B. Liquidated Damages After Termination

  1. Practitioners will be well aware of the controversial decision of the English Court of Appeal6 in Triple Point, which held that that liquidated damages for delay were not payable in respect of works which had not been completed at the point of termination. This dramatically challenged the widely accepted orthodox position that liquidated damages are payable up to the date a contract is terminated, and general damages are recoverable thereafter, and caused significant consternation among practitioners.
  2. The UK Supreme Court’s overturn of this controversial decision in July 2021 signalled a welcome return to orthodoxy. In its judgment, the UK Supreme Court re-stated the generally accepted position that liquidated damages will be payable only up until the point of termination of the contract, and that if parties intend for liquidated damages to accrue after termination, this must be expressly provided for by clear wording in the contract.
  3. There are good reasons for this position.
  4. First, as the UK Supreme Court noted in Triple Point7, after the contract is terminated, the time taken to complete the work is entirely outside the control of the original contractor. Accordingly, unless the contract provides that the contractor’s liability for liquidated damages will only arise post-termination if the employer and/or any replacement contractors complete the works in a timely, efficient and cost-effective manner, it would be unlikely that any contractor would put itself at the mercy of the employer by agreeing that liquidated damages should continue to run after the termination of the contract.
  5. Second, the inability of an upstream party to recover liquidated damages for delay after termination would make such parties think twice before terminating a contract.
  6. The judgment in Triple Point was, until December 2021, in line with the position taken by the Singapore Courts. Indeed, the Singapore High Court noted in LW Infrastructure Pte Ltd v Lim Chin San Contractors Pte Ltd8 (“LW Infrastructure”) that it was a “well-established principle that no liquidated damages accrue once a contract has been terminated, in the absence of express contractual provision to the contrary9 .
  7. However, the recent decision of the Singapore High Court in Zhong Kai represents a curious anomaly in the jurisprudence, and raises questions as to whether it represents a departure from the orthodox position.
  8. In Zhong Kai, the Court allowed a claim for liquidated damages calculated from the contractual date of completion (16 March 2018) to the actual date of completion (30 September 2018). No reasons were given by the Court as to why the contractor was entitled, as a matter of principle, to recover liquidated damages from its subcontractor even after the subcontract was terminated by reason of the subcontractor’s abandonment of works on 29 June 2018.
  9. It is posited, however, that the case of Zhong Kai must be viewed with circumspection.

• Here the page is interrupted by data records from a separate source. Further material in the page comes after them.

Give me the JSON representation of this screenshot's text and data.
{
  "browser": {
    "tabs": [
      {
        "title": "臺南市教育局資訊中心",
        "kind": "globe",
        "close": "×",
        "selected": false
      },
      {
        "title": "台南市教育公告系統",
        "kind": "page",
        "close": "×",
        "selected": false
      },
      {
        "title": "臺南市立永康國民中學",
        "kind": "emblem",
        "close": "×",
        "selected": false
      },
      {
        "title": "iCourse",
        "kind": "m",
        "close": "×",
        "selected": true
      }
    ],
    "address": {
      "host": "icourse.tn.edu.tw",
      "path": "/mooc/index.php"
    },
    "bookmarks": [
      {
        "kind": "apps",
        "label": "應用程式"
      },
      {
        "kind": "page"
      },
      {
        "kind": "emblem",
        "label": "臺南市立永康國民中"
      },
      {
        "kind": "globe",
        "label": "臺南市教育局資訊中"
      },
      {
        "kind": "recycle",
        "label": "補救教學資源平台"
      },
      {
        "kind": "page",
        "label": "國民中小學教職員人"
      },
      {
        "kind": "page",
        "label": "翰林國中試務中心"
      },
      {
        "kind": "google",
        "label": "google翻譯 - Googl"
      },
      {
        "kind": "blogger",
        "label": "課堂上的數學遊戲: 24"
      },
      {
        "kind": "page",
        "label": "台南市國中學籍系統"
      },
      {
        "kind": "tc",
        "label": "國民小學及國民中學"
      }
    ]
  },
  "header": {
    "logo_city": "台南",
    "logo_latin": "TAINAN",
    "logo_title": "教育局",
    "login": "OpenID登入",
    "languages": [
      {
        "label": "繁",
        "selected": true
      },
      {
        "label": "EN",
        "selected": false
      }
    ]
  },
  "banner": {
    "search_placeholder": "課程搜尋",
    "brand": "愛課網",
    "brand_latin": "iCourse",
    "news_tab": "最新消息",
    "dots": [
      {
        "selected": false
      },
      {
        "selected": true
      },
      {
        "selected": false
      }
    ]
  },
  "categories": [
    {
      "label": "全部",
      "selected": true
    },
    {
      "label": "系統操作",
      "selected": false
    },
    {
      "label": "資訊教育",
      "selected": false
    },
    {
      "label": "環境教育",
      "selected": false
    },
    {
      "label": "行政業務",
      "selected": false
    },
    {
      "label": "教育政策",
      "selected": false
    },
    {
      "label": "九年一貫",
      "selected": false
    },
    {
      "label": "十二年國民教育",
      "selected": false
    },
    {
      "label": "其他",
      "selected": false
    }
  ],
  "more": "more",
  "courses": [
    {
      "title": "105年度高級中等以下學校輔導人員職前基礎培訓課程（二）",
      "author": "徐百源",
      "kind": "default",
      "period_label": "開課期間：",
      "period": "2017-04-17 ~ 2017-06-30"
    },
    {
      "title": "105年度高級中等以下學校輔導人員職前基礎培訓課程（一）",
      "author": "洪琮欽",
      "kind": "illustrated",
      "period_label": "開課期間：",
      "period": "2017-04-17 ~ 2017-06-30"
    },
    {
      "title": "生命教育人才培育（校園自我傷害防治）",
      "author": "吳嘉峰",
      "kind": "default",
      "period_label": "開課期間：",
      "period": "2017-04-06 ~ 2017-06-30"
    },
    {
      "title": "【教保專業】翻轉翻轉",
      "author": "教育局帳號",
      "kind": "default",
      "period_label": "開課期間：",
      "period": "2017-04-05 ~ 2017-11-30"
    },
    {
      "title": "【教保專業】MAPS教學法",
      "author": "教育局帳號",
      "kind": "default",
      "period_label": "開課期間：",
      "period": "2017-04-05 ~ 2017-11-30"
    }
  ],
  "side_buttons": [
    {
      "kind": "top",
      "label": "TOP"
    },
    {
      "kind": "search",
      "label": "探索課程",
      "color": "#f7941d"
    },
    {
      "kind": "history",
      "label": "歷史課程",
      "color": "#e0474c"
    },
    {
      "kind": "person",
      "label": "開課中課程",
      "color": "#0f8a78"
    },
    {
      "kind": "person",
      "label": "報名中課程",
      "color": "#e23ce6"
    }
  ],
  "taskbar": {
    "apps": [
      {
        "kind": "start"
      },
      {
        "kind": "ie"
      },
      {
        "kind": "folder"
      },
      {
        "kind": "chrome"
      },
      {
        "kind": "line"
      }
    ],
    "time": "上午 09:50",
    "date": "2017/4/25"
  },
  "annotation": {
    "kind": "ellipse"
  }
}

It does not appear that the Court had the benefit of any arguments on the issue, and neither Triple Point nor LW Infrastructure were cited as authorities to the Court. In arriving at its decision, the Court had ostensibly undertaken a straightforward, arithmetical approach towards the calculation of liquidated damages payable by multiplying the liquidated damages rate by the number of days that the subcontractor was in delay, without any consideration as to whether liquidated damages should, as a matter of principle, be imposed after the termination of the subcontract on 29 June 2018. In light of these matters, it is doubtful as to whether this case can be viewed as a considered departure from the orthodox position.\
  10. Zhong Kai nevertheless remains binding precedent in local jurisprudence, and further clarity on this issue would be much welcomed.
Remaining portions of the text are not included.